The songs have instead been replaced with completely anachronous tracks, replete with drum machines and cheesy late 80s synths or wildly off-the-mark hair metal replications... just awful.

The DVDs are a ripoff! The original WKRP Episodes are not here, this is a cheap imitation for people who are content with cheap imitations.

In addition, there are scenes cut out where they couldn't easily edit out the music.

For example, what good is the Ivan episode without "Tiny Dancer"? But no, that song won't make it in at all and the lyric lines spoken from the song in normal dialogue scenes have been redubbed.

And it goes on and on and on. Perhaps this is why they've only ever released one season on DVD/online?

In short, if you want to know what made WKRP in Cincinatti such a funny, enjoyable, and musically-connected show, well, you won't find out by watching the Season One DVD/online version. To see what the shows were really like, you'll have to do some sleuthing (it's not too hard) to find the unedited originals.

I'd willingly pay a fair bit for a remastered, uncut, unedited, music-intact collector's edition of WKRP in Cincinnati: The Complete Series. Until (highly unlikely) such a set comes out, though, there is no legal way to watch the series as it was originally created.

And that's a real shame, because this was one of the best comedy series of its era. But when you take away the music, and the dialog relating to that music, you're left with something much different, and much less enjoyable to watch.

My commentary piece uses two movie clips from WKRP in Cincinnati to demonstrate the tie-in of songs to plot lines, and to show exactly how the show is changed when the music is replaced. Both clips are © 20th Century Fox, and are used here (under the fair use exception to copyright law) solely for the purpose of commenting on and criticizing the decisions that have been made relative to music licensing in the series.

1 thought on “When the music really matters”
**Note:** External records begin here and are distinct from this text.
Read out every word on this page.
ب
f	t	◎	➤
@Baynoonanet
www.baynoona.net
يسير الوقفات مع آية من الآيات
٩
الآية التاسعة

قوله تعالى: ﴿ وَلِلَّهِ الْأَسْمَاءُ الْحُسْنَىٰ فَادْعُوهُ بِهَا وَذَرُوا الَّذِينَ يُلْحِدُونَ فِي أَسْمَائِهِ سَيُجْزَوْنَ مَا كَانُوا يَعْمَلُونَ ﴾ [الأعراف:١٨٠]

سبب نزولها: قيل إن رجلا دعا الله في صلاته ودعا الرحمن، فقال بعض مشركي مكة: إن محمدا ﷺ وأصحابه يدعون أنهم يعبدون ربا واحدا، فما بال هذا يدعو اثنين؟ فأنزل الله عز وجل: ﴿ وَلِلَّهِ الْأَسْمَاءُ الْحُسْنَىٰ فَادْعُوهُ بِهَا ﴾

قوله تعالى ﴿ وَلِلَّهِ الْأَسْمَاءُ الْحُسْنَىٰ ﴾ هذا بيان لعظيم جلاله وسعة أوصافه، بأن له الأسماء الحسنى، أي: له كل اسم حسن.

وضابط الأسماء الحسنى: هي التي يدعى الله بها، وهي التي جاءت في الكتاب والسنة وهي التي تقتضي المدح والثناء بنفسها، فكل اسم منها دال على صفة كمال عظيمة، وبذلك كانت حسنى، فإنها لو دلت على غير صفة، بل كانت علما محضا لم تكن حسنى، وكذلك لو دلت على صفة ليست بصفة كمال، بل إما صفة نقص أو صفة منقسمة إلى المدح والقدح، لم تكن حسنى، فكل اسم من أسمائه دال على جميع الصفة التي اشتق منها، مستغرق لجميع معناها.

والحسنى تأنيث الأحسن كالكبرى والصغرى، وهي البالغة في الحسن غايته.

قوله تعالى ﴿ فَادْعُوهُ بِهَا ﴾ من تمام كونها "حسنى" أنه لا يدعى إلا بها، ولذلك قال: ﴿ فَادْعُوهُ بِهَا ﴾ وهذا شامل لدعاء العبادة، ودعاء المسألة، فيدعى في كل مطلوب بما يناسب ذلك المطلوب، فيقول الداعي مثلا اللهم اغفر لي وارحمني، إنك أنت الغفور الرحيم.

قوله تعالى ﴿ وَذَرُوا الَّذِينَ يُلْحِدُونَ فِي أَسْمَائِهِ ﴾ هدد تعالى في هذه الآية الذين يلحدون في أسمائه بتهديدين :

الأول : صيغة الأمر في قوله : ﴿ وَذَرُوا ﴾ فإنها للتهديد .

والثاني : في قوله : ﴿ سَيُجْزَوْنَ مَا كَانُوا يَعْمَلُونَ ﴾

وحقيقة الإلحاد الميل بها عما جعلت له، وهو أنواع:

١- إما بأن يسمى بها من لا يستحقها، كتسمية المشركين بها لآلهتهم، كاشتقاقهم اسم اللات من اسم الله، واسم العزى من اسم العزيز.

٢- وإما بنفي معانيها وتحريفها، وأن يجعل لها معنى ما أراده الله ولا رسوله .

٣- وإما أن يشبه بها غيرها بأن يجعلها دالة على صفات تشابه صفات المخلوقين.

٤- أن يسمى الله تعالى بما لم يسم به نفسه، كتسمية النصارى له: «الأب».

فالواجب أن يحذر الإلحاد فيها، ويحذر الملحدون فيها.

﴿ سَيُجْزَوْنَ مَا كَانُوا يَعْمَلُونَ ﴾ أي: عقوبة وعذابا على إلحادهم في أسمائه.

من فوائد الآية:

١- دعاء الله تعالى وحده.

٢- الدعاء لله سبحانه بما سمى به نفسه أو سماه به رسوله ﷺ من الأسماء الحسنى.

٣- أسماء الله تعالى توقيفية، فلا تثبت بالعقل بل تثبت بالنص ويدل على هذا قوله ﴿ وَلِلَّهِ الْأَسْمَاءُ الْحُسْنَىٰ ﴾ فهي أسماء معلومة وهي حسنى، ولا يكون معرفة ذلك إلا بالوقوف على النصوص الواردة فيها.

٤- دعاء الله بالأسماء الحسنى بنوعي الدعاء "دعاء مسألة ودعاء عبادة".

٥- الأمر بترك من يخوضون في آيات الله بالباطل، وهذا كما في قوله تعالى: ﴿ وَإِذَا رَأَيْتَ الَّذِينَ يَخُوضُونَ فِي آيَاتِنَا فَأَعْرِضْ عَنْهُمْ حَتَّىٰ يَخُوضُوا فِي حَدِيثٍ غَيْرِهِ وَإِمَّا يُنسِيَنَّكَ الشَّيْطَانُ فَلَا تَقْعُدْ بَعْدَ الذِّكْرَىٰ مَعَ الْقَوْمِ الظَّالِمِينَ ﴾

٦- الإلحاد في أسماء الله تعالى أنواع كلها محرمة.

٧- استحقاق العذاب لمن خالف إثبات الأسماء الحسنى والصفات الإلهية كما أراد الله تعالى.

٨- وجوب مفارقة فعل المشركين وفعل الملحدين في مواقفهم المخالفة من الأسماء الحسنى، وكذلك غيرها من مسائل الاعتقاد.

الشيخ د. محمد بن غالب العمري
  1. "And that particular song is obviously integral to the scene."

    Actually, "We've Only Just Begun" was a replacement in syndication...the original tune was Maurice Chevalier's "Thank Heaven For Little Girls," which was likely only heard during the original network run airings of the episode, and perhaps in very early syndication packages. You can the original episode on Venus is clearly holding the "Gigi" album, which includes the song.